El siglo XXI ha traído consigo una infinidad de debates e ideologías que se presentan a sí mismas como detentoras de la verdad. A la par, las nuevas generaciones —habituadas a las tecnologías de “todo al alcance de un click”—, adoptan estas ideologías como regidoras de su personalidad. Se trata, al fin y al cabo, de una generación (mal)acostumbrada al conocimiento instantáneo, que ha dejado de valorar la constante persecución de la verdad.
Lamentablemente, fruto de este facilismo patológico, se ha caído en el modismo del cuestionamiento deconstructor.
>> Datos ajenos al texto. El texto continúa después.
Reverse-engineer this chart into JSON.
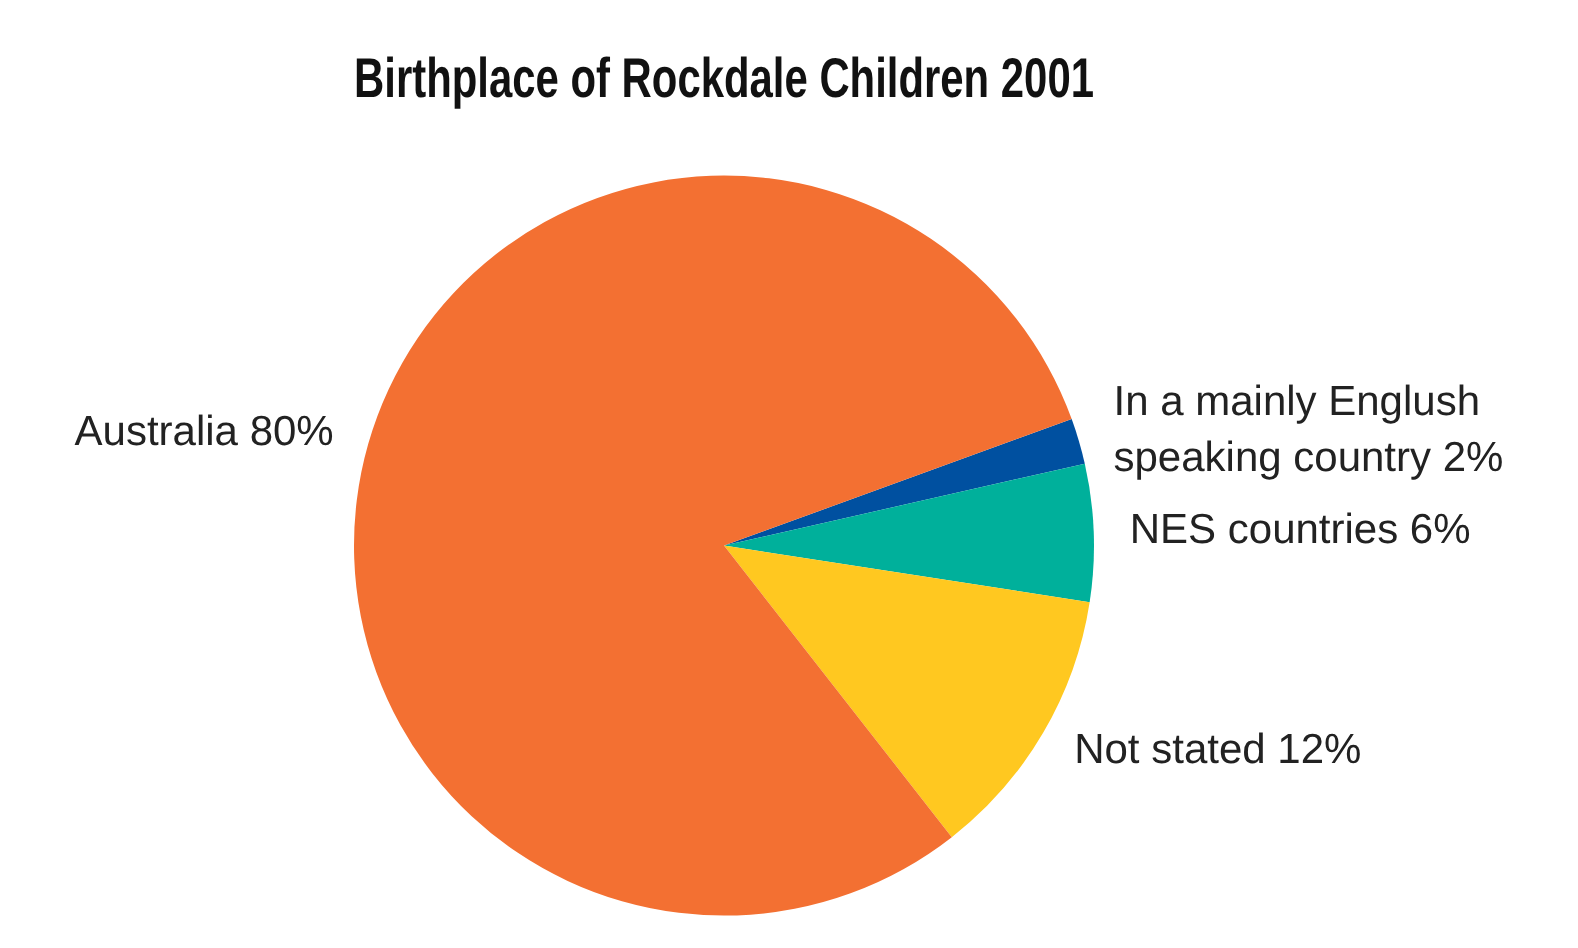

Un cuestionamiento que consiste en la mera crítica a lo “establecido”, a lo “normativo”. Una crítica sin fundamento más que el afán de criticar. Son cuestionamientos frívolos e irresponsables. Cuestionamientos vacíos de aquellos que, auto percibidos revolucionarios, se preguntan el por qué de las cosas sin realmente buscar una respuesta. Es una sed de verdad a medias, de verdades convenientes e ideológicas.
Cuestionar si, cuestionar no, cuestionar todo, cuestionar nada. Este se ha convertido en el gran dilema del siglo, un debate que atraviesa cada célula social desde su núcleo. El cuestionamiento se ha convertido en el modismo del “hombre idiota”, quien con su actitud sólo resulta funcional a las ideologías y poderes de turno, sin concretar —realmente— ninguna revolución prometedora.
Y en esta odisea de inútiles, la verdad se ha visto prostituida e instrumentalizada. Se la ha vestido con distintos nombres, partidos y banderas. Se la ha acusado de estática y de cambiante, de única y de diversa. Una verdad que ya no es verdad, sino que es discurso. Una verdad que ya no es fin, sino que es medio.
En síntesis, nos enfrentamos a una realidad dura, pues ha perdido sus bases y, con ello, la capacidad de edificarse a sí misma. Entre tanto, el ser humano camina perdido y sin rumbo, en un amplio mercado de identidades cambiantes y de baja calidad. No estamos yendo a ningún lado, más bien, estamos caminando en círculos, condenados a tropezar con la misma piedra.
Pero no todo está perdido. Nos toca aprender a ver el mundo desde afuera, desde el reconocimiento de la propia ignorancia y la incómoda —pero constante— posibilidad de estar equivocados. No se trata de cuestionar lo normativo por su carácter de norma, ni lo establecido por no entender su razón de ser, sino de cuestionar en pos de construir —sociedades— sobre bases firmes y duraderas. Se trata de edificar generaciones con el conocimiento de la verdad, en su forma más honesta, y de alimentar el deseo de la sabiduría humilde en nuestros hijos y nietos.
Cuestionen, si. Pero cuestionen con conciencia y a conciencia. No cuestionen por osmosis. Aprendan, lean, estudien. Pero no persigan el conocimiento desde una arrogancia inexperta, sino más bien, busquen el saber desde la humildad.